1Department of Radiology, Johns Hopkins University School of Medicine, Baltimore, MD, United States, 2Department of Radiology, Southern Medical University, Zhujiang Hospital, Guangzhou, People's Republic of China, 3Department of Pathology, Southern Medical University, Zhujiang Hospital, Guangzhou, People's Republic of China, 4Department of Pathology, Johns Hopkins University School of Medicine, Baltimore, MD, United States

Synopsis

We explored the feasibility of using the APTW signal intensity as a surrogate biomarker to identify the methylation status of MGMT promoter in glioblastoma (GBM). Eighteen patients with newly diagnosed GBM were recruited and scanned. Results showed that the APTW signal intensities were significantly higher in the unmethylated MGMT promoter group than in the methylated MGMT promoter group. The area under the ROC curve (AUC) for APTW to differentiate these two GBM groups was 0.857. Preoperative APTW imaging may assist in predicting the MGMT promoter methylation status in patients with GBM.

Target audience

Researchers and clinicians who are interested in clinical APT imaging applications and radiogenomics.

Purpose

Glioblastoma (GBM) is the most dismal type of primary malignant brain tumors in adults. Methylated O6-methylguanine-DNA methyltransferase (MGMT) promoter fosters longer survival in patients with GBM who receive alkylating agents due to the reduction of MGMT protein expression (a DNA repair enzyme that can counteract alkylating chemotherapy) (1). Thus, MGMT promoter methylation status has become a routine lab test in neuro-oncology. Currently, the MGMT methylation status test primarily relies on the invasive surgical procedure. In recent years, a new direction in cancer research has emerged that focuses on the relationship between imaging phenotypes and genomics (2,3). Amide proton transfer-weighted (APTW) imaging is a novel molecular MRI technique that gives contrast based in large part on endogenous cellular proteins in tissue (4). APTW imaging has shown great potential for assessing malignant brain tumors (5-7) and other cancers (8,9). The purpose of this study was to investigate whether MGMT methylation status in GBM is correlated to APTW MRI.

Methods

Subjects

This study was approved by the institutional review board, and written, informed consent was obtained from each subject. Between May 2013 and August 2016, 18 patients (mean age, 47.1 ±15.1 years; range, 34–76 years) with newly suspected gliomas were recruited prior to their initial surgical diagnostic procedure.

MRI protocol

All patients were scanned on a Philips 3T MRI system. The sequences performed for each patient included: T2-weighted (T2w); fluid-attenuated inversion recovery (FLAIR); T1-weighted (T1w); APTW; and gadolinium contrast-enhanced T1-weighted (Gd-T1w). A fast 3D APTW imaging sequence (RF saturation power = 2 μT; saturation time = 800 ms; 15 slices; slice thickness = 4.4 mm) was used (7). To correct for B0 field inhomogeneity effects, APTW imaging was acquired with a six-offset protocol (±3, ±3.5, ±4 ppm from water), together with a WASSR B0 scan (10). The APTW scan time was 8 min 6 sec. APT-weighted (APTW) images were calculated using MTRasym(3.5ppm) (4-7).

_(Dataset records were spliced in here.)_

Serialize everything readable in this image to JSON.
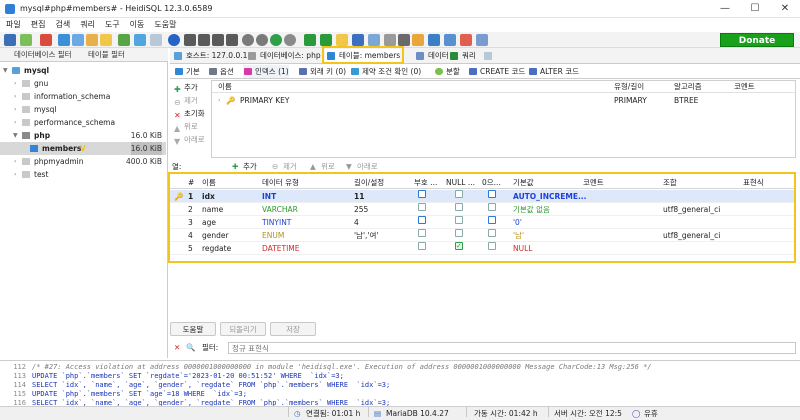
{
  "window": {
    "title": "mysql#php#members# - HeidiSQL 12.3.0.6589",
    "controls": {
      "minimize": "—",
      "maximize": "☐",
      "close": "✕"
    }
  },
  "menu": [
    "파일",
    "편집",
    "검색",
    "쿼리",
    "도구",
    "이동",
    "도움말"
  ],
  "toolbar": {
    "donate_label": "Donate"
  },
  "left_tabs": {
    "db_filter": "데이터베이스 필터",
    "table_filter": "테이블 필터"
  },
  "tree": {
    "root": "mysql",
    "items": [
      {
        "label": "gnu",
        "size": ""
      },
      {
        "label": "information_schema",
        "size": ""
      },
      {
        "label": "mysql",
        "size": ""
      },
      {
        "label": "performance_schema",
        "size": ""
      },
      {
        "label": "php",
        "size": "16.0 KiB"
      },
      {
        "label": "members",
        "size": "16.0 KiB"
      },
      {
        "label": "phpmyadmin",
        "size": "400.0 KiB"
      },
      {
        "label": "test",
        "size": ""
      }
    ]
  },
  "main_tabs": {
    "host": "호스트: 127.0.0.1",
    "database": "데이터베이스: php",
    "table": "테이블: members",
    "data": "데이터",
    "query": "쿼리"
  },
  "sub_tabs": {
    "basic": "기본",
    "options": "옵션",
    "indexes": "인덱스 (1)",
    "foreign_keys": "외래 키 (0)",
    "check_constraints": "제약 조건 확인 (0)",
    "partitions": "분할",
    "create_code": "CREATE 코드",
    "alter_code": "ALTER 코드"
  },
  "index_buttons": {
    "add": "추가",
    "remove": "제거",
    "clear": "초기화",
    "up": "위로",
    "down": "아래로"
  },
  "index_table": {
    "headers": {
      "name": "이름",
      "type_length": "유형/길이",
      "algorithm": "알고리즘",
      "comment": "코멘트"
    },
    "rows": [
      {
        "name": "PRIMARY KEY",
        "type": "PRIMARY",
        "algorithm": "BTREE"
      }
    ]
  },
  "fields_bar": {
    "label": "열:",
    "add": "추가",
    "remove": "제거",
    "up": "위로",
    "down": "아래로"
  },
  "columns_table": {
    "headers": {
      "num": "#",
      "name": "이름",
      "datatype": "데이터 유형",
      "length": "길이/설정",
      "unsigned": "부호 ...",
      "allow_null": "NULL ...",
      "zerofill": "0으...",
      "default": "기본값",
      "comment": "코멘트",
      "collation": "조합",
      "expression": "표현식"
    },
    "rows": [
      {
        "num": "1",
        "name": "idx",
        "datatype": "INT",
        "length": "11",
        "default": "AUTO_INCREME...",
        "collation": "",
        "null_checked": false
      },
      {
        "num": "2",
        "name": "name",
        "datatype": "VARCHAR",
        "length": "255",
        "default": "기본값 없음",
        "collation": "utf8_general_ci",
        "null_checked": false
      },
      {
        "num": "3",
        "name": "age",
        "datatype": "TINYINT",
        "length": "4",
        "default": "'0'",
        "collation": "",
        "null_checked": false
      },
      {
        "num": "4",
        "name": "gender",
        "datatype": "ENUM",
        "length": "'남','여'",
        "default": "'남'",
        "collation": "utf8_general_ci",
        "null_checked": false
      },
      {
        "num": "5",
        "name": "regdate",
        "datatype": "DATETIME",
        "length": "",
        "default": "NULL",
        "collation": "",
        "null_checked": true
      }
    ],
    "colors": {
      "int": "#1f3fd6",
      "varchar": "#2e9a2e",
      "enum": "#b5911f",
      "datetime": "#d12a2a",
      "selected_row": "#dde9fb"
    }
  },
  "bottom_buttons": {
    "help": "도움말",
    "discard": "되돌리기",
    "save": "저장"
  },
  "filter": {
    "label": "필터:",
    "placeholder": "정규 표현식"
  },
  "log": [
    {
      "n": "112",
      "text": "/* #27: Access violation at address 0000001000000000 in module 'heidisql.exe'. Execution of address 0000001000000000 Message CharCode:13 Msg:256 */",
      "comment": true
    },
    {
      "n": "113",
      "text": "UPDATE `php`.`members` SET `regdate`='2023-01-20 00:51:52' WHERE  `idx`=3;",
      "comment": false
    },
    {
      "n": "114",
      "text": "SELECT `idx`, `name`, `age`, `gender`, `regdate` FROM `php`.`members` WHERE  `idx`=3;",
      "comment": false
    },
    {
      "n": "115",
      "text": "UPDATE `php`.`members` SET `age`=18 WHERE  `idx`=3;",
      "comment": false
    },
    {
      "n": "116",
      "text": "SELECT `idx`, `name`, `age`, `gender`, `regdate` FROM `php`.`members` WHERE  `idx`=3;",
      "comment": false
    }
  ],
  "status": {
    "connected": "연결됨: 01:01 h",
    "server": "MariaDB 10.4.27",
    "uptime": "가동 시간: 01:42 h",
    "server_time": "서버 시간: 오전 12:5",
    "idle": "유휴"
  }
}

Histopathological and image analysis

Patients proceeded with their clinically indicated brain biopsy after MRI scanning, including regions with APTw hyperintensity. Histopathology was reviewed by an experienced neuropathologist, blinded to the imaging features. The MGMT methylation status was assessed by methylation-specific polymerase chain reaction or immunohistochemical stain. Quantitative APTW image analysis was performed by a neuroradiologist. For each patient, the maximum and minimum APTW signals (APTWmax and APTWmin), the average APTW signal (APTWave), and the APTW signal heterogeneity (APTWhet = APTWmax - APTWmin) among five regions of interesting within a lesion were obtained, and the APTW signal intensities compared with the contralateral normal brain area were reported (Fig. 1).

Statistical analysis

The comparisons of APTWmax, APTWmin, APTWave and APTWhet between the methylated MGMT GBMs and unmethylated MGMT GBMs were performed using an independent samples t-test to analyze the statistical differences. The accuracy for the discrimination of methylated MGMTs and unmethylated MGMTs were further calculated, and the corresponding optimal cut-off values were determined by a receiver operator characteristics (ROC) analysis. The alpha level of all tests was set at P < 0.05.

Results and Discussion

Eleven patients with GBM were confirmed as MGMT promoter methylated, and the remaining seven patients were confirmed as unmethylated. Most GBMs with unmethylated MGMT demonstrated heterogeneous, strong hyperintensity on APTW images (Fig. 2), while most GBMs with methylated MGMT showed relatively homogeneous, moderate APTW hyperintensity (Fig. 3). The unmethylated MGMT group has significantly higher APTWmax (3.46 ± 0.49% vs. 2.67 ± 0.59%); APTWave (2.90 ± 0.37% vs. 2.28 ± 0.47%); APTWmin (2.31 ± 0.27% vs. 1.90 ± 0.42%); and APTWhet (1.15 ± 0.33% vs. 0.77 ± 0.23%) than the methylated MGMT group (Fig. 4). Thus, MGMT methylation status in GBM is correlated to APTW imaging signatures. Based on the ROC analysis using the pathological results as the gold standard, APTWmax and APTWave had the highest area under the curve (0.857) and accuracy (90.4 %) in differentiating GBMs with methylated MGMT from unmethylated MGMT GBMs (Fig. 5).

Conclusion

Our early results suggest that GBMs with methylated MGMT are typically associated with relatively homogeneous, moderate APTW hyperintensity. The APTW signal is a valuable imaging biomarker for identifying MGMT methylation status of GBM, which is of paramount importance for the management of alkylating agent chemotherapy.

Acknowledgements

This work was supported in part by grants from the NIH (EB009731, CA166171, EB015032, and EB015909).

References

(1) Hegi et al. NEJM 352, 997 (2005). (2) Diehn et al. PNAS 105, 5213 (2008). (3) Pope et al. Radiology 249, 268 (2008). (4) Zhou et al. Nature Med. 9, 1085 (2003). (5) Wen et al. NeuroImage 51, 616 (2010). (6) Togao et al. Neuro-oncology 16, 441 (2014). (7) Zhou et al. JMRI 38, 1119 (2013). (8) Jia et al. JMRI 33, 647 (2011). (9) Dula et al. MRM 70, 216 (2013). (10) Kim et al. MRM 61, 1441 (2009).

Figures

Fig. 1. Example of the placement of regions of interest (ROIs). Five ROIs were placed in the tumour core encircled by the Gd enhancement, with reference to other traditional images, and one ROI was placed in the contralateral normal-appearing white matter (CNAWM). The arrow head pointed to a vessel was excluded when drawing ROI.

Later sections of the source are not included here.